The Thing was released at the tail end of the late '70's and early 80's sci-fi movie boom and was lost in the shuffle, actually being released the same month as Blade Runner and E.T. At the time of it's release it was criticized for its excessive gore and disgusting special effects. It is one of those movies that actually found its legs on the subsequent home video market, which was barely existent when it was first released. The movie has spawned a number of comic book sequels as well as a video game.

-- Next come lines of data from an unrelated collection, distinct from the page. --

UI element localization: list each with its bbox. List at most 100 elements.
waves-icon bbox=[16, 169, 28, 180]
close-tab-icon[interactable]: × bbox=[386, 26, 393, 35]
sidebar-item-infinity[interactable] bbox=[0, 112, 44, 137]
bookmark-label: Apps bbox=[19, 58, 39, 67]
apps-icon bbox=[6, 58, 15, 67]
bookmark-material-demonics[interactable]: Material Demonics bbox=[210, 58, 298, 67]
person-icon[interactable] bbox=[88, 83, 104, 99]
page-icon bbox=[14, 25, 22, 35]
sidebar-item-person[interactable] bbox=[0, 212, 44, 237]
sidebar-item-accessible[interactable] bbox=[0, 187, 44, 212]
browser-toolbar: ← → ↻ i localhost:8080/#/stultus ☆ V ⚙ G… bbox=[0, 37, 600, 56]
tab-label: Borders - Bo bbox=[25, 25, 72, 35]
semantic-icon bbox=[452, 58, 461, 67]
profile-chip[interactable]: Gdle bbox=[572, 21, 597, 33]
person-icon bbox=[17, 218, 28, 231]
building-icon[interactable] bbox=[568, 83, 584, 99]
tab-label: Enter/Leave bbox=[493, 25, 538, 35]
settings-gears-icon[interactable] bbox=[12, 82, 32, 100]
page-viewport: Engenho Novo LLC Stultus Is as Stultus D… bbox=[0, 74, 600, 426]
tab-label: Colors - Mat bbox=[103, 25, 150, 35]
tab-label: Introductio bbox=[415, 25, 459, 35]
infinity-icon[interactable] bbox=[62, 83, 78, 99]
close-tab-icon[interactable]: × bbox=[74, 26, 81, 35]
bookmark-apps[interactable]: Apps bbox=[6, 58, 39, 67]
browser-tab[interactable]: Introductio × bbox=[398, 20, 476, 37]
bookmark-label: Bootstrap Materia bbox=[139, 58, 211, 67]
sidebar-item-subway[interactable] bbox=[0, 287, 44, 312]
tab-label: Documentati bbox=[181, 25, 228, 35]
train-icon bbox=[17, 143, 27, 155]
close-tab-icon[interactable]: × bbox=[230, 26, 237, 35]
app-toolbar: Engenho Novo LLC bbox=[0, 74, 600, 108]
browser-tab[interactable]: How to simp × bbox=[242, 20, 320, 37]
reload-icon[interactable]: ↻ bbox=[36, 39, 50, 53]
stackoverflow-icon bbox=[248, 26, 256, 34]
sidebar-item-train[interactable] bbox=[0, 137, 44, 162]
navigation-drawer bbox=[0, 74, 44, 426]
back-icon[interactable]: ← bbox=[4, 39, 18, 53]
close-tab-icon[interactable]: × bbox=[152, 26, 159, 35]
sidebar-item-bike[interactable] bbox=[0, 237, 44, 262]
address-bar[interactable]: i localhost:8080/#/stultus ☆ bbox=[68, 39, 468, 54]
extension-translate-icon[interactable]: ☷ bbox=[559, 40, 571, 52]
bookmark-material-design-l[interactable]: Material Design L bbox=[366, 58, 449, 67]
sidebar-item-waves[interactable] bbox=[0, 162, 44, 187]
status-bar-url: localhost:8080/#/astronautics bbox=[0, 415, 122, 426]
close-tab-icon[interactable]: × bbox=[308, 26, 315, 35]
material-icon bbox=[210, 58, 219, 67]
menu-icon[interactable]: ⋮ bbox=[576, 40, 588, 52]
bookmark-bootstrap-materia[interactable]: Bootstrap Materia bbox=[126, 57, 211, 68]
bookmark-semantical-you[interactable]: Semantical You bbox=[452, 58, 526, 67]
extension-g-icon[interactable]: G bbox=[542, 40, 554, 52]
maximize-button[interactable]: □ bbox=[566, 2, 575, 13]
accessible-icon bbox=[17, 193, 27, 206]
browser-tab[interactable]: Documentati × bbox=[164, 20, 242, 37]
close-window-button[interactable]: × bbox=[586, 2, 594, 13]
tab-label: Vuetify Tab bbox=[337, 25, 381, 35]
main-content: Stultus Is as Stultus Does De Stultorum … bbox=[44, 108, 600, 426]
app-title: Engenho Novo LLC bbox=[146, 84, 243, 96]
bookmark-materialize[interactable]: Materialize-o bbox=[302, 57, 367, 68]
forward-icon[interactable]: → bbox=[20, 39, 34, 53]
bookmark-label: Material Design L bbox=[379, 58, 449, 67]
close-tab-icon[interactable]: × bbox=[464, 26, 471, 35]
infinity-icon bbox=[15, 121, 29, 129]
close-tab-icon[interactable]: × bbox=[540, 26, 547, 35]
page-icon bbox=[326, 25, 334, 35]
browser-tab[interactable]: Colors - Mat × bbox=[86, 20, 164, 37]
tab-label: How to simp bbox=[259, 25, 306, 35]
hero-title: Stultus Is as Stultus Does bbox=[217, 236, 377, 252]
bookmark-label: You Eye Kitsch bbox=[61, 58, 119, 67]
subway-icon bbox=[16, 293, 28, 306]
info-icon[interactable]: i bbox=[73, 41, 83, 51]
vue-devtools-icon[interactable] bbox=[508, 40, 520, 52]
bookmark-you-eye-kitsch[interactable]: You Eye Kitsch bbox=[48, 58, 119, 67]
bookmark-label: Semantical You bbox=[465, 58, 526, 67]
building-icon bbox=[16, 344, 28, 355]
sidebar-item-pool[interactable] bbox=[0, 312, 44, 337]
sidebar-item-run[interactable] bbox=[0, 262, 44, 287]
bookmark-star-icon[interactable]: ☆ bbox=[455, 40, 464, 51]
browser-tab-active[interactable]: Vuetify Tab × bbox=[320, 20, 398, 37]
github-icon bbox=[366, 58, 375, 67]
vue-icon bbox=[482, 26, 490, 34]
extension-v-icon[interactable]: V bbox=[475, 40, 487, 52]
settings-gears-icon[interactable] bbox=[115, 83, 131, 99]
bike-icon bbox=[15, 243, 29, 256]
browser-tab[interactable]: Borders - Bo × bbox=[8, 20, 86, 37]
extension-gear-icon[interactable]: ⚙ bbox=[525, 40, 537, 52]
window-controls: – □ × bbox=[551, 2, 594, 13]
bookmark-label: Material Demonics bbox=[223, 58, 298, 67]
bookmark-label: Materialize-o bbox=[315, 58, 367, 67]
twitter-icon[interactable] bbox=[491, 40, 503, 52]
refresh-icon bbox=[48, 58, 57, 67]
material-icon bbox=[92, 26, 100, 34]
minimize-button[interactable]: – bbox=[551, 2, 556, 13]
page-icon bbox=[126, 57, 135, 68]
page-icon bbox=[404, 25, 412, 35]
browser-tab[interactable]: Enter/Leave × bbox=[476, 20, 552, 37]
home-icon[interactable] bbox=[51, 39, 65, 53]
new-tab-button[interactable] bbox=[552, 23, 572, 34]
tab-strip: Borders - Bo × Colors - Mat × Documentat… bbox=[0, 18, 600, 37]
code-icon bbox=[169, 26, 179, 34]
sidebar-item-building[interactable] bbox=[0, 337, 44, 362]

The Thing is actually a remake of a fifities sci-fi movie, The Thing From Another World, which in turn was loosely based on the novella "Who Goes There?" written in the '30's by John W. Campbell, which seems to have borrowed the Antarctic setting and themes from "At The Mountains of Madness" by H. P. Lovecraft. Carpenter's remake actually stays closer to the plot of the novella, and restores the movie's idea that the creature can assume anyone's shape or identity. It also seems to have inspired the first season X-Files episode "Ice."

THE MONSTER/EFFECTS:

The Thing is a seriously gory and disgusting movie but the effects are groundbreaking and imaginative and push the envelope of pre-digital effects. You don't really see effects this imaginative until T2 is released in 1991. I can even say that for a movie released in 1982 there are a few shots that DONT look dated today, which is pretty good for a movie that relies on stop-motion and animatronics.

The monster is only recognizable as a monster when it is in midtransformation, when it is a mismatched collection of tentacles and bizarre flowery appendages, with human and animal parts randomly thrown in. Sadly, one never gets to see the alien's true form which would have been cool at the finale. Perhaps it doesn't have one.

MONSTERS FEATURED:

"The Thing" in various forms.

DVD AVAILABILITY:



Collector's Edition released in 1998 with an 80 minute documentary, commentary from Carpenter and Russell and deleted scenes.

There is also a Blu-Ray which I haven't yet seen.

SEQUELS:

None, but there have been rumors over the last five years or so about a sequel/prequel/remake. Right now, it looks likely to be a prequel set in the Norwegian base.